Katekese Paus Fransiskus: Membangun Jembatan bukan Agresi

Paus Fransiskus dalam Audiensi Umum mingguannya (6/11/19)  mengajak umat beriman untuk membangun jembatan dengan mereka yang tidak percaya atau dengan mereka yang memiliki kepercayaan berbeda dari kita. “Selalu membangun jembatan, selalu menjangkau, tidak ada agresi.” Demikianlah Paus Fransiskus melanjutkan Katekesemya  tentang Kisah Para Rasul.

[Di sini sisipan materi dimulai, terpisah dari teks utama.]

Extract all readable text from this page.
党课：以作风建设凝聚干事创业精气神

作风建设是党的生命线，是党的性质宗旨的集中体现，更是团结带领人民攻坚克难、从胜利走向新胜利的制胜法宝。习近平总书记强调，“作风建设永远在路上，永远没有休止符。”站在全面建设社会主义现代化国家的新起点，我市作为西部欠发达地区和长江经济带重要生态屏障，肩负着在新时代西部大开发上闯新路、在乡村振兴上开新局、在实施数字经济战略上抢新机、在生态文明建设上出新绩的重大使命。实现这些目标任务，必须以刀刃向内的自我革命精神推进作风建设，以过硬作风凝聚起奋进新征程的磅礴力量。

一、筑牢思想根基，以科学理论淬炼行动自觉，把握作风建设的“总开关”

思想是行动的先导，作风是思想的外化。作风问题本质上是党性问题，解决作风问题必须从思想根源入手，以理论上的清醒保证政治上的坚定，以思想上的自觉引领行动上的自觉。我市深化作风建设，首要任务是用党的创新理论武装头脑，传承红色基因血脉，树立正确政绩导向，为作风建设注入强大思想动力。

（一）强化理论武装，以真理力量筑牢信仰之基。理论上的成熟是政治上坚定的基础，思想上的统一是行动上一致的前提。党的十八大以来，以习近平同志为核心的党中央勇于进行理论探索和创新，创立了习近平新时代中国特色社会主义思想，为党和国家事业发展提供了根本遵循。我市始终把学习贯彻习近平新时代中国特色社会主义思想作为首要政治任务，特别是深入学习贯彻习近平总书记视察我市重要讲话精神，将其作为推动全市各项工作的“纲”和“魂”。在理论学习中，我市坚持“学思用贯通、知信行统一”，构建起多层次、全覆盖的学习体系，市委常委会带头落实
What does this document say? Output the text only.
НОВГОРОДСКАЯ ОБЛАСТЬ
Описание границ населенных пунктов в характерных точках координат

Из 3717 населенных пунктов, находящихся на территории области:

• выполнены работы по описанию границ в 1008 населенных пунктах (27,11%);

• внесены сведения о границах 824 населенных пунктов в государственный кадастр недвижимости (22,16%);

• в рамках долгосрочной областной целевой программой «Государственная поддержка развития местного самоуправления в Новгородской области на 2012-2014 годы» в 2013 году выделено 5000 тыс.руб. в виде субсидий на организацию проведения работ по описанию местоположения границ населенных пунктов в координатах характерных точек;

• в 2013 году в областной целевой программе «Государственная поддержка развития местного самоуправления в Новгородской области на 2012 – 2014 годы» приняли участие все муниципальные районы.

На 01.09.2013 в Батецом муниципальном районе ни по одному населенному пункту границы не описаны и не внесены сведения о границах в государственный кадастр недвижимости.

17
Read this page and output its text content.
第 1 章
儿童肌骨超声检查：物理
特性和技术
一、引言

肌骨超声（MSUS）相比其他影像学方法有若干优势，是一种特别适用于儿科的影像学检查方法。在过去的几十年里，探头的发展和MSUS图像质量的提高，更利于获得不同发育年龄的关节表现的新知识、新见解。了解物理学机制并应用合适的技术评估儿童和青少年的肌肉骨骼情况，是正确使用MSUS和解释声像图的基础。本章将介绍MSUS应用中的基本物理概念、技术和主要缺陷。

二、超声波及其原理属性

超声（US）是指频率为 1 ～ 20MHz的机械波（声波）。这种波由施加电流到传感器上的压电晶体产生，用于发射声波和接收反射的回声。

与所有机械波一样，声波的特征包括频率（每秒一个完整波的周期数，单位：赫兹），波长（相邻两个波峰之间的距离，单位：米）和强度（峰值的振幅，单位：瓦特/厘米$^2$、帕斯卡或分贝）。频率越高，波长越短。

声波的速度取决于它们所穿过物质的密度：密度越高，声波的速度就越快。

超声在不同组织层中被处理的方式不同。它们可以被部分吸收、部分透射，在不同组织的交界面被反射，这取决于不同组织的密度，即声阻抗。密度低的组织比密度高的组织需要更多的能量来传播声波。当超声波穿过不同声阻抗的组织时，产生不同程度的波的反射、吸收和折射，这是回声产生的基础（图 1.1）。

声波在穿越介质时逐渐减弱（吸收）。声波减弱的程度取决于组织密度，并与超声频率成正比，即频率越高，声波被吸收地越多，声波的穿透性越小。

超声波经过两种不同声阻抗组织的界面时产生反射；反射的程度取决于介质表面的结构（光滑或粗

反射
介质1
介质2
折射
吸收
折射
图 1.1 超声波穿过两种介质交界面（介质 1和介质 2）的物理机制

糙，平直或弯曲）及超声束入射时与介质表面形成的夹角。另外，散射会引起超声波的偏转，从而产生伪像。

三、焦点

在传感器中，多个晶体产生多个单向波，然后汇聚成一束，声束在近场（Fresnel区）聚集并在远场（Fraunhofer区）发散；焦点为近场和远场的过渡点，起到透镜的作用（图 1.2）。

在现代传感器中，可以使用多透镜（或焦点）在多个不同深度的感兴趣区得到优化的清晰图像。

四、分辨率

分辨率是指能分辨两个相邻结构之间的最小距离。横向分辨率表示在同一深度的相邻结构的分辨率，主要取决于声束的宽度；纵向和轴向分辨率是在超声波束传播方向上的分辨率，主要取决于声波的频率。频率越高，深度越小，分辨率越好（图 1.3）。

Paus terinspirasi pada  St. Paulus  ketika ia  menggambarkan khotbah Santo yang agung ini di hadapan Areopagus di Athena, ibu kota budaya dunia kafir. Di kota yang penuh dengan berhala, kata Paus Fransiskus, Paulus memberitakan Injil dengan memohon religiositas para pendengarnya dan keinginan mereka untuk mengetahui kebenaran.

Panggilan untuk Konversi

Paus menjelaskan, bahwa ketika Santo Paulus melihat sebuah mezbah yang dipersembahkan untuk “dewa yang tidak dikenal”, ia menyatakan bahwa Allah, Pencipta dunia yang transenden, telah membuat dirinya dikenal, dan mengirim Putranya untuk memanggil semua orang untuk bertobat dan merupakan kepenuhan kebenaran.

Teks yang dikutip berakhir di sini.